Joe Biden: ‘a default president at the helm of a middling administration’
He was supposed to deliver ‘a return to presidential normalcy’, but Biden’s administration is already struggling
It has been a “long, hot mess of a summer” for Joe Biden, said Jason L. Riley in The Wall Street Journal. He was supposed to deliver “a return to presidential normalcy” and competence, but his administration is already struggling.
Having boasted in June that “America is back”, Biden has presided over a “horrifically bungled” withdrawal from Afghanistan. The Covid pandemic, which Biden in July declared more or less under control, is once again rampant in many parts of the US. The latest jobs report suggests the economy is slowing.

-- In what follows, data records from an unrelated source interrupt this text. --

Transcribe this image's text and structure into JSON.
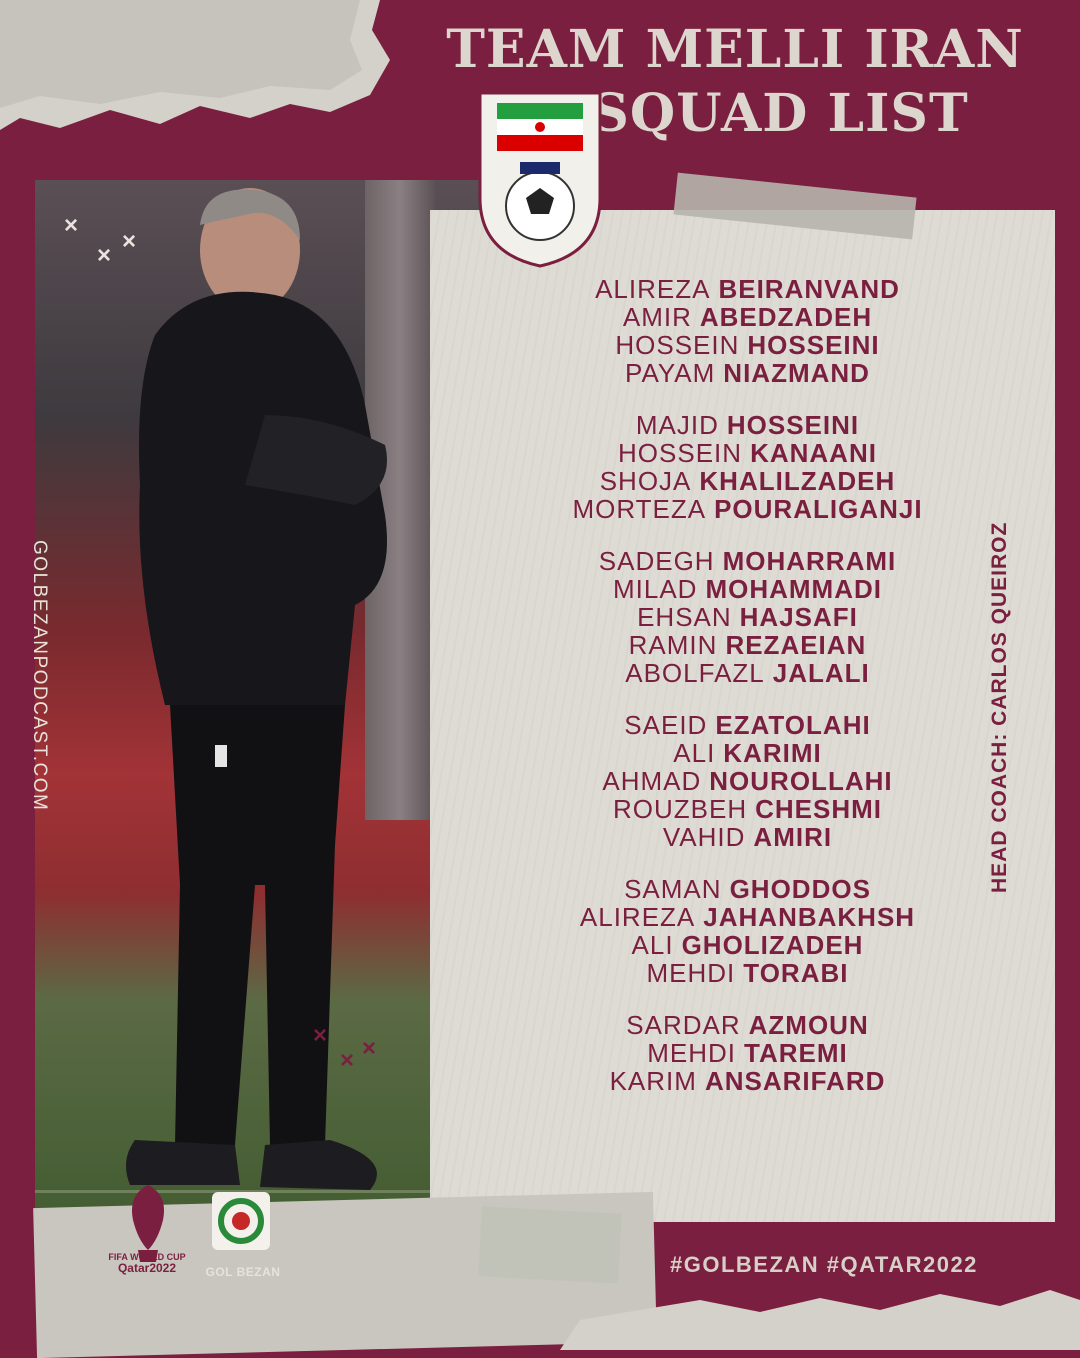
{
  "title": {
    "line1": "TEAM MELLI IRAN",
    "line2": "SQUAD LIST"
  },
  "website": "GOLBEZANPODCAST.COM",
  "head_coach": "HEAD COACH: CARLOS QUEIROZ",
  "hashtags": "#GOLBEZAN #QATAR2022",
  "logos": {
    "worldcup_line1": "FIFA WORLD CUP",
    "worldcup_line2": "Qatar2022",
    "golbezan": "GOL BEZAN",
    "crest_icon": "iran-football-federation-crest"
  },
  "groups": [
    [
      {
        "first": "ALIREZA",
        "last": "BEIRANVAND"
      },
      {
        "first": "AMIR",
        "last": "ABEDZADEH"
      },
      {
        "first": "HOSSEIN",
        "last": "HOSSEINI"
      },
      {
        "first": "PAYAM",
        "last": "NIAZMAND"
      }
    ],
    [
      {
        "first": "MAJID",
        "last": "HOSSEINI"
      },
      {
        "first": "HOSSEIN",
        "last": "KANAANI"
      },
      {
        "first": "SHOJA",
        "last": "KHALILZADEH"
      },
      {
        "first": "MORTEZA",
        "last": "POURALIGANJI"
      }
    ],
    [
      {
        "first": "SADEGH",
        "last": "MOHARRAMI"
      },
      {
        "first": "MILAD",
        "last": "MOHAMMADI"
      },
      {
        "first": "EHSAN",
        "last": "HAJSAFI"
      },
      {
        "first": "RAMIN",
        "last": "REZAEIAN"
      },
      {
        "first": "ABOLFAZL",
        "last": "JALALI"
      }
    ],
    [
      {
        "first": "SAEID",
        "last": "EZATOLAHI"
      },
      {
        "first": "ALI",
        "last": "KARIMI"
      },
      {
        "first": "AHMAD",
        "last": "NOUROLLAHI"
      },
      {
        "first": "ROUZBEH",
        "last": "CHESHMI"
      },
      {
        "first": "VAHID",
        "last": "AMIRI"
      }
    ],
    [
      {
        "first": "SAMAN",
        "last": "GHODDOS"
      },
      {
        "first": "ALIREZA",
        "last": "JAHANBAKHSH"
      },
      {
        "first": "ALI",
        "last": "GHOLIZADEH"
      },
      {
        "first": "MEHDI",
        "last": "TORABI"
      }
    ],
    [
      {
        "first": "SARDAR",
        "last": "AZMOUN"
      },
      {
        "first": "MEHDI",
        "last": "TAREMI"
      },
      {
        "first": "KARIM",
        "last": "ANSARIFARD"
      }
    ]
  ],
  "colors": {
    "maroon": "#7a1f3f",
    "paper": "#dedbd4",
    "cream": "#dcd6cf"
  }
}
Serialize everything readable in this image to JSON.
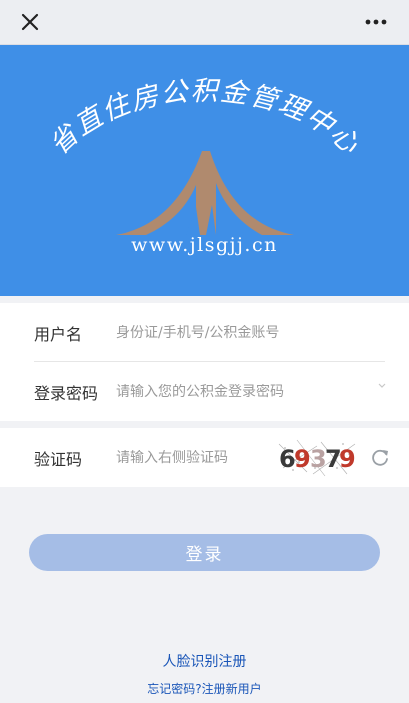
{
  "topbar": {
    "close_icon": "close-icon",
    "more_icon": "more-dots-icon"
  },
  "banner": {
    "arc_title": "省直住房公积金管理中心",
    "url": "www.jlsgjj.cn",
    "background_color": "#3f8fe7",
    "logo_color": "#b08a6e"
  },
  "form": {
    "username": {
      "label": "用户名",
      "placeholder": "身份证/手机号/公积金账号",
      "value": ""
    },
    "password": {
      "label": "登录密码",
      "placeholder": "请输入您的公积金登录密码",
      "value": ""
    },
    "captcha": {
      "label": "验证码",
      "placeholder": "请输入右侧验证码",
      "value": "",
      "code": "69379",
      "refresh_icon": "refresh-icon"
    }
  },
  "login": {
    "label": "登录",
    "color": "#a5bde6"
  },
  "links": {
    "face_register": "人脸识别注册",
    "forgot_password": "忘记密码?",
    "register_new": "注册新用户",
    "link_color": "#1a56b8"
  }
}
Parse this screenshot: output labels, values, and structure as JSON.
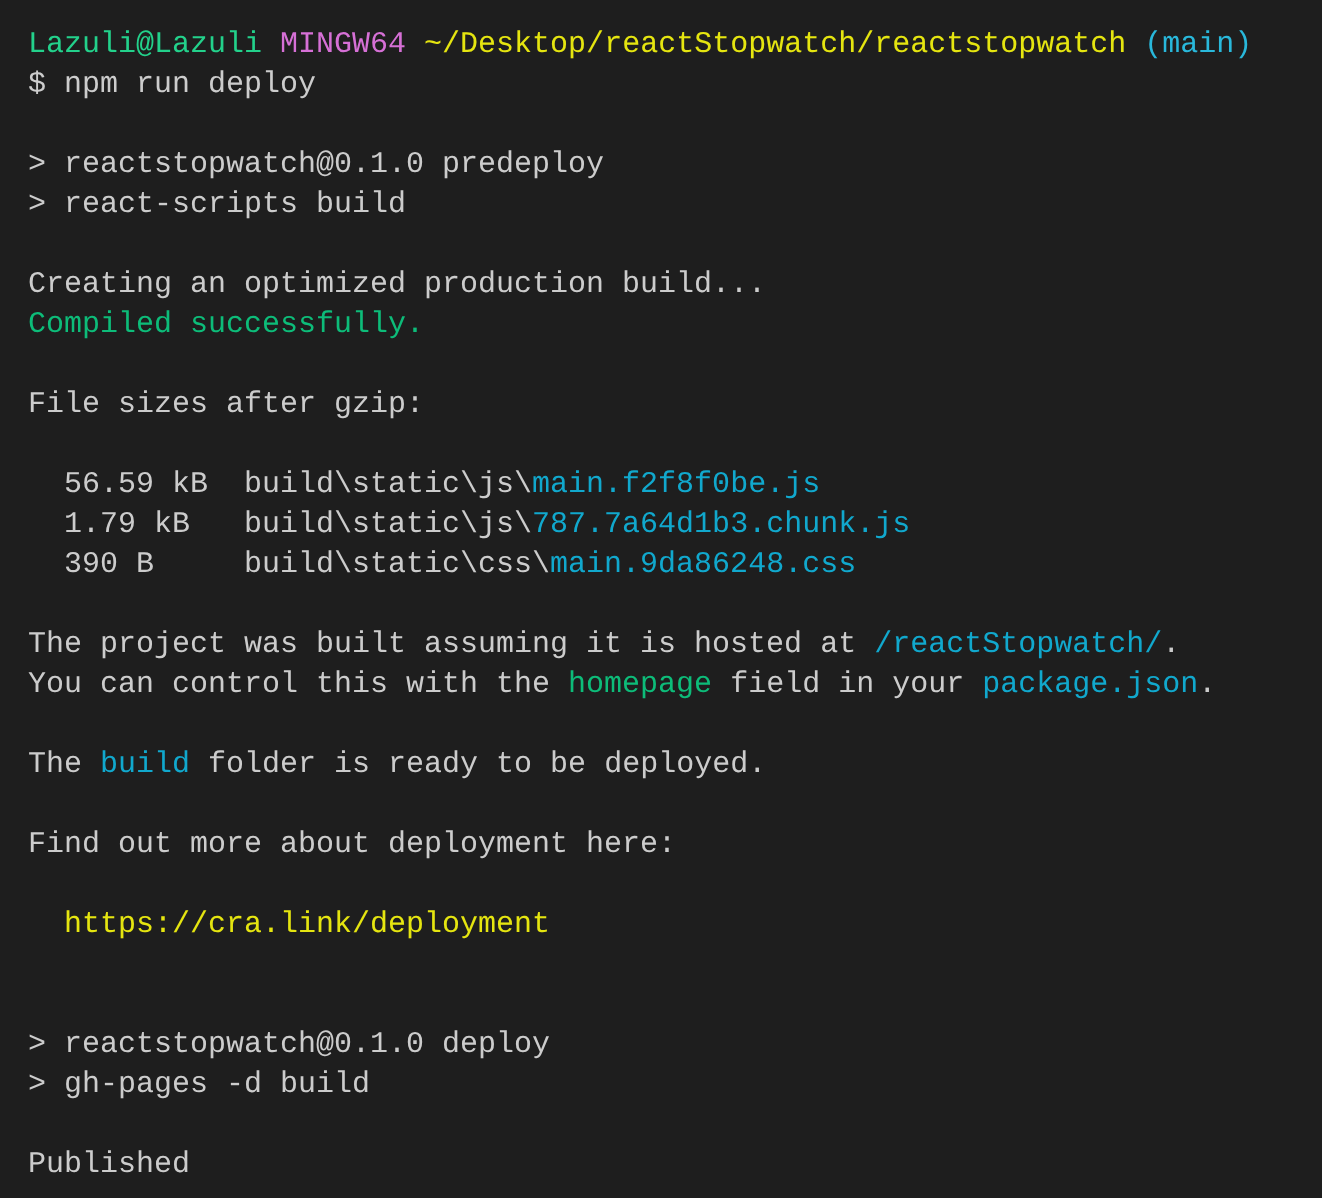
{
  "terminal": {
    "lines": [
      {
        "kind": "text",
        "segments": [
          {
            "text": "Lazuli@Lazuli",
            "color": "#23d18b"
          },
          {
            "text": " MINGW64",
            "color": "#d670d6"
          },
          {
            "text": " ~/Desktop/reactStopwatch/reactstopwatch",
            "color": "#e5e510"
          },
          {
            "text": " (main)",
            "color": "#29b8db"
          }
        ]
      },
      {
        "kind": "text",
        "segments": [
          {
            "text": "$ npm run deploy"
          }
        ]
      },
      {
        "kind": "blank"
      },
      {
        "kind": "text",
        "segments": [
          {
            "text": "> reactstopwatch@0.1.0 predeploy"
          }
        ]
      },
      {
        "kind": "text",
        "segments": [
          {
            "text": "> react-scripts build"
          }
        ]
      },
      {
        "kind": "blank"
      },
      {
        "kind": "text",
        "segments": [
          {
            "text": "Creating an optimized production build..."
          }
        ]
      },
      {
        "kind": "text",
        "segments": [
          {
            "text": "Compiled successfully.",
            "color": "#0dbc79"
          }
        ]
      },
      {
        "kind": "blank"
      },
      {
        "kind": "text",
        "segments": [
          {
            "text": "File sizes after gzip:"
          }
        ]
      },
      {
        "kind": "blank"
      },
      {
        "kind": "text",
        "segments": [
          {
            "text": "  56.59 kB  build\\static\\js\\"
          },
          {
            "text": "main.f2f8f0be.js",
            "color": "#11a8cd"
          }
        ]
      },
      {
        "kind": "text",
        "segments": [
          {
            "text": "  1.79 kB   build\\static\\js\\"
          },
          {
            "text": "787.7a64d1b3.chunk.js",
            "color": "#11a8cd"
          }
        ]
      },
      {
        "kind": "text",
        "segments": [
          {
            "text": "  390 B     build\\static\\css\\"
          },
          {
            "text": "main.9da86248.css",
            "color": "#11a8cd"
          }
        ]
      },
      {
        "kind": "blank"
      },
      {
        "kind": "text",
        "segments": [
          {
            "text": "The project was built assuming it is hosted at "
          },
          {
            "text": "/reactStopwatch/",
            "color": "#11a8cd"
          },
          {
            "text": "."
          }
        ]
      },
      {
        "kind": "text",
        "segments": [
          {
            "text": "You can control this with the "
          },
          {
            "text": "homepage",
            "color": "#0dbc79"
          },
          {
            "text": " field in your "
          },
          {
            "text": "package.json",
            "color": "#11a8cd"
          },
          {
            "text": "."
          }
        ]
      },
      {
        "kind": "blank"
      },
      {
        "kind": "text",
        "segments": [
          {
            "text": "The "
          },
          {
            "text": "build",
            "color": "#11a8cd"
          },
          {
            "text": " folder is ready to be deployed."
          }
        ]
      },
      {
        "kind": "blank"
      },
      {
        "kind": "text",
        "segments": [
          {
            "text": "Find out more about deployment here:"
          }
        ]
      },
      {
        "kind": "blank"
      },
      {
        "kind": "text",
        "segments": [
          {
            "text": "  https://cra.link/deployment",
            "color": "#e5e510"
          }
        ]
      },
      {
        "kind": "blank"
      },
      {
        "kind": "blank"
      },
      {
        "kind": "text",
        "segments": [
          {
            "text": "> reactstopwatch@0.1.0 deploy"
          }
        ]
      },
      {
        "kind": "text",
        "segments": [
          {
            "text": "> gh-pages -d build"
          }
        ]
      },
      {
        "kind": "blank"
      },
      {
        "kind": "text",
        "segments": [
          {
            "text": "Published"
          }
        ]
      }
    ]
  }
}
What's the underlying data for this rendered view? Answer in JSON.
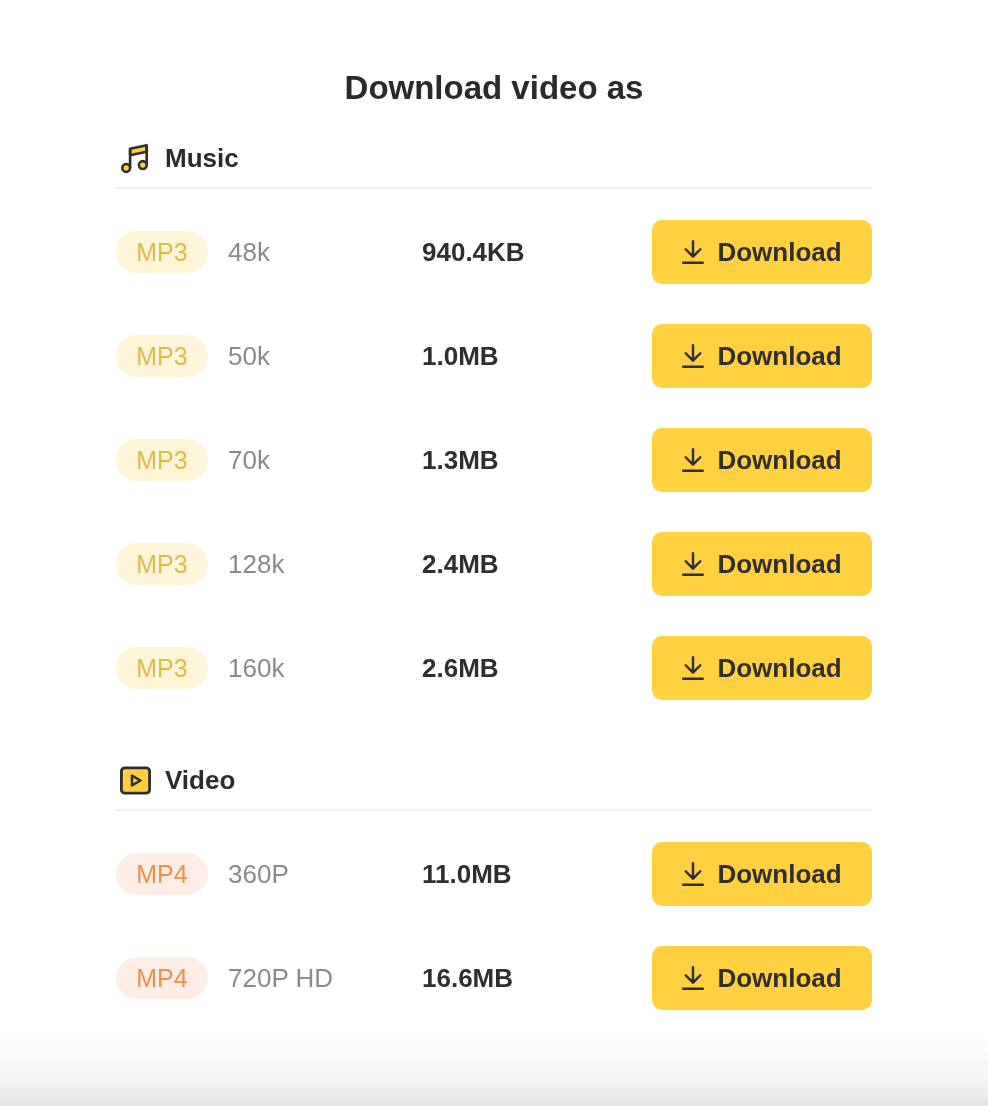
{
  "title": "Download video as",
  "sections": [
    {
      "kind": "music",
      "heading": "Music",
      "items": [
        {
          "format": "MP3",
          "quality": "48k",
          "size": "940.4KB",
          "button": "Download"
        },
        {
          "format": "MP3",
          "quality": "50k",
          "size": "1.0MB",
          "button": "Download"
        },
        {
          "format": "MP3",
          "quality": "70k",
          "size": "1.3MB",
          "button": "Download"
        },
        {
          "format": "MP3",
          "quality": "128k",
          "size": "2.4MB",
          "button": "Download"
        },
        {
          "format": "MP3",
          "quality": "160k",
          "size": "2.6MB",
          "button": "Download"
        }
      ]
    },
    {
      "kind": "video",
      "heading": "Video",
      "items": [
        {
          "format": "MP4",
          "quality": "360P",
          "size": "11.0MB",
          "button": "Download"
        },
        {
          "format": "MP4",
          "quality": "720P HD",
          "size": "16.6MB",
          "button": "Download"
        }
      ]
    }
  ]
}
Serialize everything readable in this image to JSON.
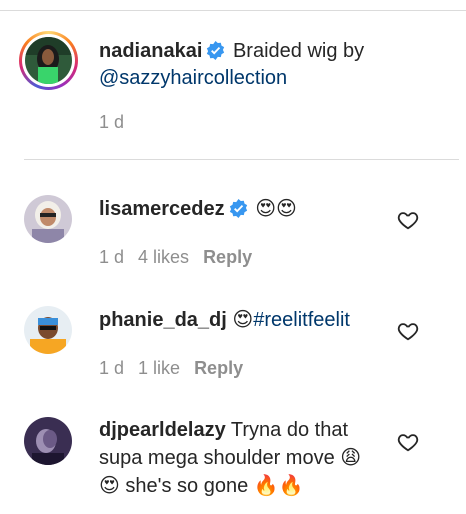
{
  "caption": {
    "username": "nadianakai",
    "text": "Braided wig by",
    "mention": "@sazzyhaircollection",
    "time": "1 d"
  },
  "comments": [
    {
      "username": "lisamercedez",
      "verified": true,
      "text_emoji": "😍😍",
      "time": "1 d",
      "likes": "4 likes",
      "reply_label": "Reply"
    },
    {
      "username": "phanie_da_dj",
      "text_emoji": "😍",
      "hashtag": "#reelitfeelit",
      "time": "1 d",
      "likes": "1 like",
      "reply_label": "Reply"
    },
    {
      "username": "djpearldelazy",
      "text": "Tryna do that supa mega shoulder move",
      "emoji_a": "😩😍",
      "text_b": "she's so gone",
      "emoji_b": "🔥🔥"
    }
  ],
  "colors": {
    "verified": "#3897f0",
    "link": "#00376b",
    "muted": "#8e8e8e"
  }
}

Biden is certainly “not on a roll”, said Jill Lawrence in USA Today. He’s one of only three presidents since Harry Truman to have an approval rating below 50% at the seven-month mark (the others were Gerald Ford and Donald Trump). But don’t write off Biden. He has the kind of stubborn persistence that eventually yields results.
The short honeymoon period in which Biden was hailed as a transformative leader in the mould of Lyndon B. Johnson was “always a mirage”, said Rich Lowry on Politico. The reality is that Biden is a “default president” at the helm of a“middling administration”. He looked good in contrast to Trump, but now that his predecessor is less visible, Biden has been “stripped down to a more natural level of support”. His administration will have to “muddle through” the best it can.
The big challenge facing Biden, said David Ignatius in The Washington Post, is delivering his domestic agenda. He has pledged to “build back better”, with a $1.2trn infrastructure package and a $3.5trn social spending plan. The latter plan is causing wrangles within Democratic ranks, with progressives demanding it be delivered in full, and moderates baulking at the cost.
The key player is Joe Manchin, said Jonathan Chait on NYMag.com. The Democrat senator from West Virginia has called for a “pause” on the $3.5trn policy, arguing that it may stoke inflation. While he hasn’t ruled out voting it through in the end, the danger is that his objections will upset negotiations and lead to progressives voting down the infrastructure bill, fuelling an impression of “dysfunction” that further undermines the administration and its chances of getting legislation through Congress. “Even if Manchin doesn’t want to destroy Biden’s presidency, he may do so by setting off a vortex of failure Biden loses the ability to escape.”